0 - What is nnetsauce?

nnetsauce is a general-purpose computational tool for statistical/Machine Learning (ML). As of 2024-02-11, nnetsauce is available for R and Python. It contains various implementations of – shallow and deep – regression, classification, univariate and multivariate probabilistic time series forecasting models.

The specificity of nnetsauce resides on the fact that the great majority of these ML models are powered by Quasi-Randomized Networks (QRNNs, see Moudiki, Planchet, and Cousin (2018) and Moudiki (2019-2024)). Indeed, whereas traditional neural networks (NNs, see Goodfellow, Bengio, and Courville (2016)) are trained by using gradient-based optimization algorithms, QRNNs do actually engineer features by creating new, randomized or deterministic ones.

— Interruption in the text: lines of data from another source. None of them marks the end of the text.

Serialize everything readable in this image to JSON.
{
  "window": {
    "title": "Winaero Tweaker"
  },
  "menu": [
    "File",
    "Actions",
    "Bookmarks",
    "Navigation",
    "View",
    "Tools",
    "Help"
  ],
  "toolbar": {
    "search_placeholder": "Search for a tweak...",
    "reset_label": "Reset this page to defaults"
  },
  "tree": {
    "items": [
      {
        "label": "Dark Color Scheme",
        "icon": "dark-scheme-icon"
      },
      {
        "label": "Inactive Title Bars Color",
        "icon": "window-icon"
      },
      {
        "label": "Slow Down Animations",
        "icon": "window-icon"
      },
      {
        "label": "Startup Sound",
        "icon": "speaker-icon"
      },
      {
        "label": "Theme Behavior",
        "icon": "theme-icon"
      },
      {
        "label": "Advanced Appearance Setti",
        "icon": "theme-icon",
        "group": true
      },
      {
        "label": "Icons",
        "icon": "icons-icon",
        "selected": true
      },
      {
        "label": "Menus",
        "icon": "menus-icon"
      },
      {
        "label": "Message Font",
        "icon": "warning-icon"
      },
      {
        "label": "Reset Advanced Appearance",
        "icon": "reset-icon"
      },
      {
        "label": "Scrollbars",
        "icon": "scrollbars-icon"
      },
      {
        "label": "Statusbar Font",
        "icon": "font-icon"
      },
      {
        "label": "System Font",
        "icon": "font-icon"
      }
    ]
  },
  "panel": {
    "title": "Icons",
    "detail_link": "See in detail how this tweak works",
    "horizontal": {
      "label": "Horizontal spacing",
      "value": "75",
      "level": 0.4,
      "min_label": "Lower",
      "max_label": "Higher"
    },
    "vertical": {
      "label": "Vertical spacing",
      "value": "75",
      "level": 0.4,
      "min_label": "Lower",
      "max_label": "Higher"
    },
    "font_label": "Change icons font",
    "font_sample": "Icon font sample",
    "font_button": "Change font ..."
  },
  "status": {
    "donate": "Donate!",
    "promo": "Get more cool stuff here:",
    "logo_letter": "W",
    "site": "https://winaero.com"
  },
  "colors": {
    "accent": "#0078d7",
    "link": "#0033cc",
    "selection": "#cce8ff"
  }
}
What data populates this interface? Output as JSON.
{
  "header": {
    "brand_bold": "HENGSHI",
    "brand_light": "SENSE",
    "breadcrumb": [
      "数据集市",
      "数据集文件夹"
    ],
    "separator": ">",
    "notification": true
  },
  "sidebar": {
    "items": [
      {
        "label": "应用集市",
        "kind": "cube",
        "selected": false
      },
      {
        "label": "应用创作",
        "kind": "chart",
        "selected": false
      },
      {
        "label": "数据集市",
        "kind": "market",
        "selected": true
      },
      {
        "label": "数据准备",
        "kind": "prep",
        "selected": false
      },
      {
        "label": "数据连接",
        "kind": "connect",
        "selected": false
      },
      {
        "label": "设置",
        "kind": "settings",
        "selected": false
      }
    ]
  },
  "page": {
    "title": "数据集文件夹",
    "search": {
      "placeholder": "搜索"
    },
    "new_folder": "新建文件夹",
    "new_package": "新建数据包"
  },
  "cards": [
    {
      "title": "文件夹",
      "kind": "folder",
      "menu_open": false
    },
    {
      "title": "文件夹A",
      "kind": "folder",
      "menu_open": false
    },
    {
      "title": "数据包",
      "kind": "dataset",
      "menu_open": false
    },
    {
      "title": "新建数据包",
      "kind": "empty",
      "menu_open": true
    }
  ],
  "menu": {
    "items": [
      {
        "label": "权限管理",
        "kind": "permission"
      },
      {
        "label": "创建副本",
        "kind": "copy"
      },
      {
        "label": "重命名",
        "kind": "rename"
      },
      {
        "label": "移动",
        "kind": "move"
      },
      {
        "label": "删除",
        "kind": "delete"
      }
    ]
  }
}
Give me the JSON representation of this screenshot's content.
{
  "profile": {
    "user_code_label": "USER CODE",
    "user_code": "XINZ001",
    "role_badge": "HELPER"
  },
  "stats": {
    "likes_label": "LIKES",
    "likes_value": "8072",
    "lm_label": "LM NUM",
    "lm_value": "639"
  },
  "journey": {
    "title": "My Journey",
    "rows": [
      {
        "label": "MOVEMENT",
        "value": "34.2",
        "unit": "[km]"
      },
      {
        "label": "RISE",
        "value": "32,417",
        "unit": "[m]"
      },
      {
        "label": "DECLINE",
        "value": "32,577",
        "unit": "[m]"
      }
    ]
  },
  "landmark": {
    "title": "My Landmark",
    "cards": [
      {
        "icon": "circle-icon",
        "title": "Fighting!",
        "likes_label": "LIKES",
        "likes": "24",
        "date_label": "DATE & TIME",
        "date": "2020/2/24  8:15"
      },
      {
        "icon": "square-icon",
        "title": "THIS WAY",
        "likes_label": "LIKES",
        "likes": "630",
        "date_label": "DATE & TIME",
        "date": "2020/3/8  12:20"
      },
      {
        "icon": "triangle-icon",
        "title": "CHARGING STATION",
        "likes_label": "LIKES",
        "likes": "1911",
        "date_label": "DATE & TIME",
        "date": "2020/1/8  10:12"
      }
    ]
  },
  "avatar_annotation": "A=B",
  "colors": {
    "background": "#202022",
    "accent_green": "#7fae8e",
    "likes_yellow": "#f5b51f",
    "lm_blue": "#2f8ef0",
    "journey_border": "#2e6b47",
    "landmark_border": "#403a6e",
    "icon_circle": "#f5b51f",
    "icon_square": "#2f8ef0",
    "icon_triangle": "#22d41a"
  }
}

The package lives in and relies on a well-supported and documented Python ecosystem; the one introduced by Pedregosa et al. (2011):

  • ML models are trained by using a method called fit
  • predictions on unseen data are made by a method called predict
  • thanks to object-oriented programming’s inheritance, the models are a 100% compatible with scikit-learn’s Pipelines, GridSearchCVs, RandomizedSearchCVs, and cross_val_scores (tools for model calibration).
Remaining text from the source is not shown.